Step 1: Relate the Fermi energy to electron density.
The Fermi energy \( \epsilon_F \) is related to the electron density \( n \) by the following equation for a free electron gas: \[ n = \frac{4 \pi (2m)^{3/2} \epsilon_F^{3/2}}{3 h^3}. \] Since the free electron density of metal A is 64 times that of metal B, we have \[ n_A = 64 n_B. \] Step 2: Express the ratio of Fermi energies.

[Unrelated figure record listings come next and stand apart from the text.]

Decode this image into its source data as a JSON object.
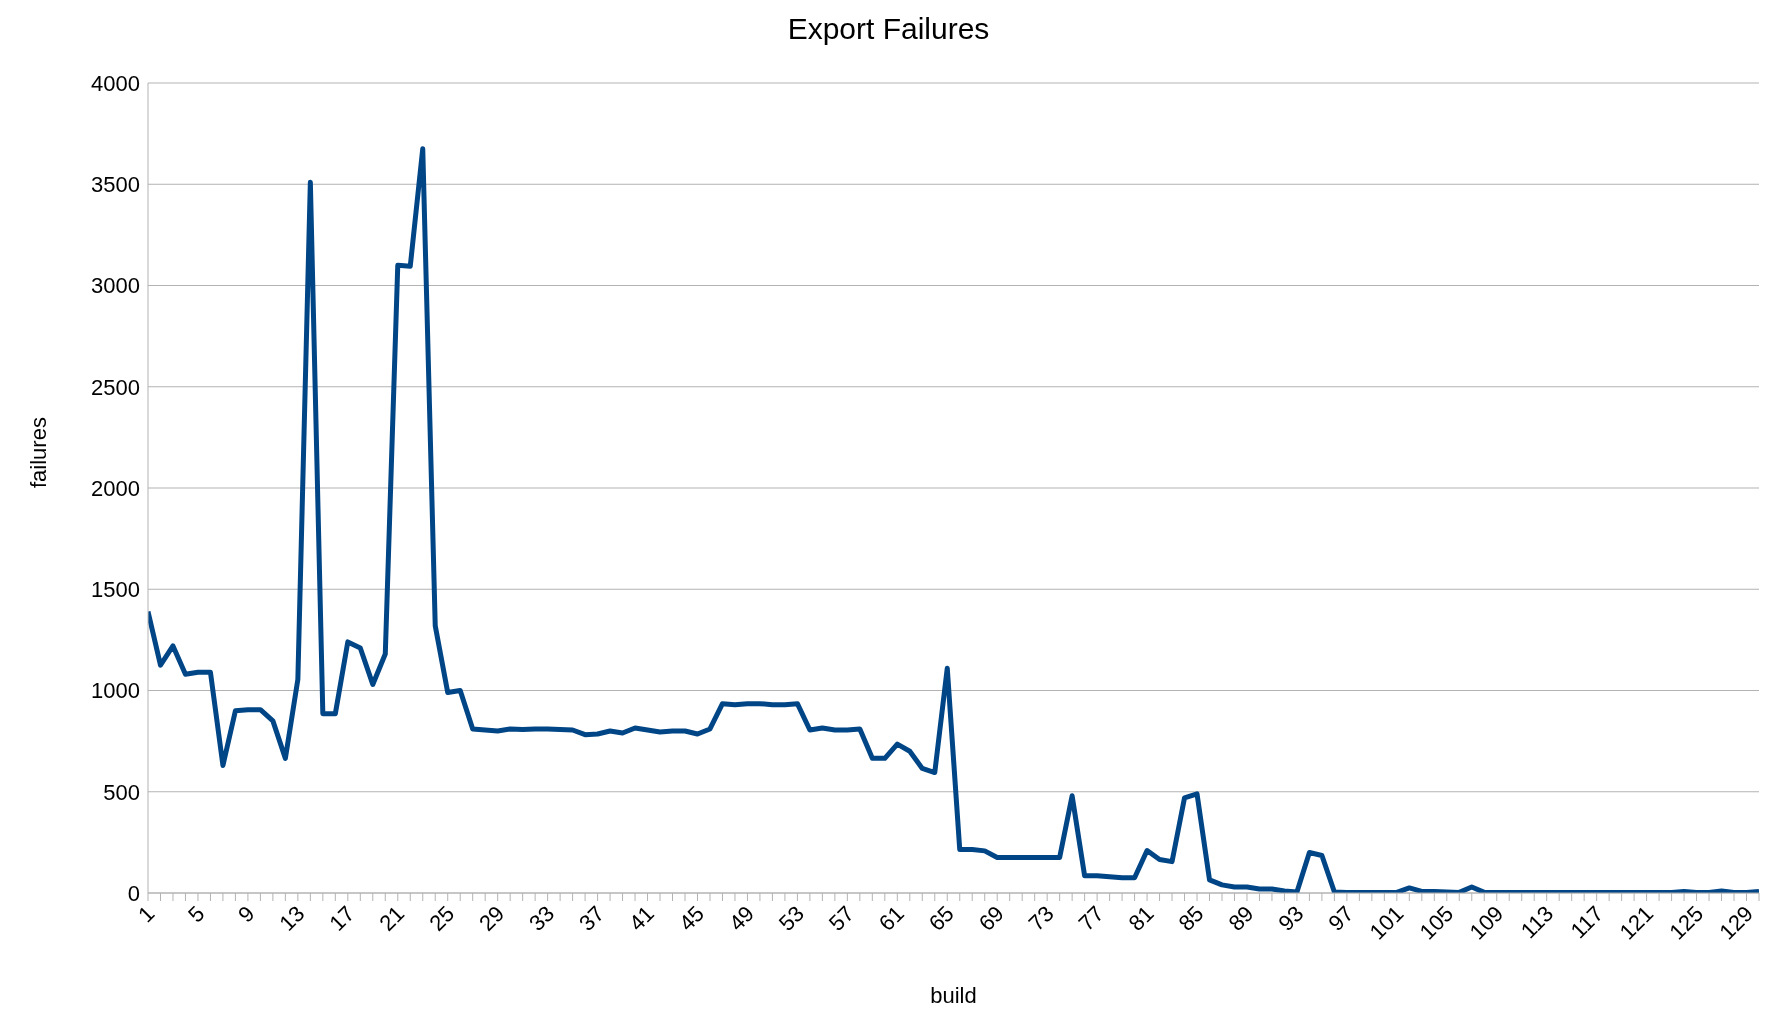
{
  "chart_data": {
    "type": "line",
    "title": "Export Failures",
    "xlabel": "build",
    "ylabel": "failures",
    "categories": [
      "1",
      null,
      null,
      null,
      "5",
      null,
      null,
      null,
      "9",
      null,
      null,
      null,
      "13",
      null,
      null,
      null,
      "17",
      null,
      null,
      null,
      "21",
      null,
      null,
      null,
      "25",
      null,
      null,
      null,
      "29",
      null,
      null,
      null,
      "33",
      null,
      null,
      null,
      "37",
      null,
      null,
      null,
      "41",
      null,
      null,
      null,
      "45",
      null,
      null,
      null,
      "49",
      null,
      null,
      null,
      "53",
      null,
      null,
      null,
      "57",
      null,
      null,
      null,
      "61",
      null,
      null,
      null,
      "65",
      null,
      null,
      null,
      "69",
      null,
      null,
      null,
      "73",
      null,
      null,
      null,
      "77",
      null,
      null,
      null,
      "81",
      null,
      null,
      null,
      "85",
      null,
      null,
      null,
      "89",
      null,
      null,
      null,
      "93",
      null,
      null,
      null,
      "97",
      null,
      null,
      null,
      "101",
      null,
      null,
      null,
      "105",
      null,
      null,
      null,
      "109",
      null,
      null,
      null,
      "113",
      null,
      null,
      null,
      "117",
      null,
      null,
      null,
      "121",
      null,
      null,
      null,
      "125",
      null,
      null,
      null,
      "129",
      null
    ],
    "series": [
      {
        "color": "#004586",
        "values": [
          1390,
          1125,
          1220,
          1080,
          1090,
          1090,
          630,
          900,
          905,
          905,
          850,
          665,
          1055,
          3510,
          885,
          885,
          1240,
          1210,
          1030,
          1180,
          3100,
          3095,
          3675,
          1320,
          990,
          1000,
          810,
          805,
          800,
          810,
          808,
          810,
          810,
          808,
          805,
          782,
          785,
          800,
          790,
          815,
          805,
          795,
          800,
          800,
          785,
          810,
          935,
          930,
          935,
          935,
          930,
          930,
          935,
          805,
          815,
          805,
          805,
          810,
          665,
          665,
          735,
          700,
          615,
          595,
          1110,
          215,
          215,
          208,
          175,
          175,
          175,
          175,
          175,
          175,
          480,
          85,
          85,
          80,
          75,
          75,
          210,
          165,
          155,
          470,
          490,
          65,
          40,
          30,
          30,
          20,
          20,
          10,
          5,
          200,
          185,
          5,
          3,
          3,
          3,
          3,
          3,
          25,
          8,
          8,
          5,
          3,
          30,
          3,
          3,
          3,
          3,
          3,
          3,
          3,
          3,
          3,
          3,
          3,
          3,
          3,
          3,
          3,
          3,
          8,
          3,
          3,
          10,
          3,
          3,
          8
        ]
      }
    ],
    "ylim": [
      0,
      4000
    ],
    "yticks": [
      0,
      500,
      1000,
      1500,
      2000,
      2500,
      3000,
      3500,
      4000
    ],
    "grid": "y",
    "legend": false,
    "marker": "none",
    "line_style": "solid"
  }
}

Substituting the relation for the electron density in terms of Fermi energy, we get \[ \frac{n_A}{n_B} = \frac{64}{1} = \left( \frac{\epsilon_A}{\epsilon_B} \right)^{3/2}. \] Taking the cube root of both sides, \[ \left( \frac{\epsilon_A}{\epsilon_B} \right) = 4. \] Step 3: Final Answer.
Thus, the ratio \( \frac{\epsilon_A}{\epsilon_B} = 4.00 \).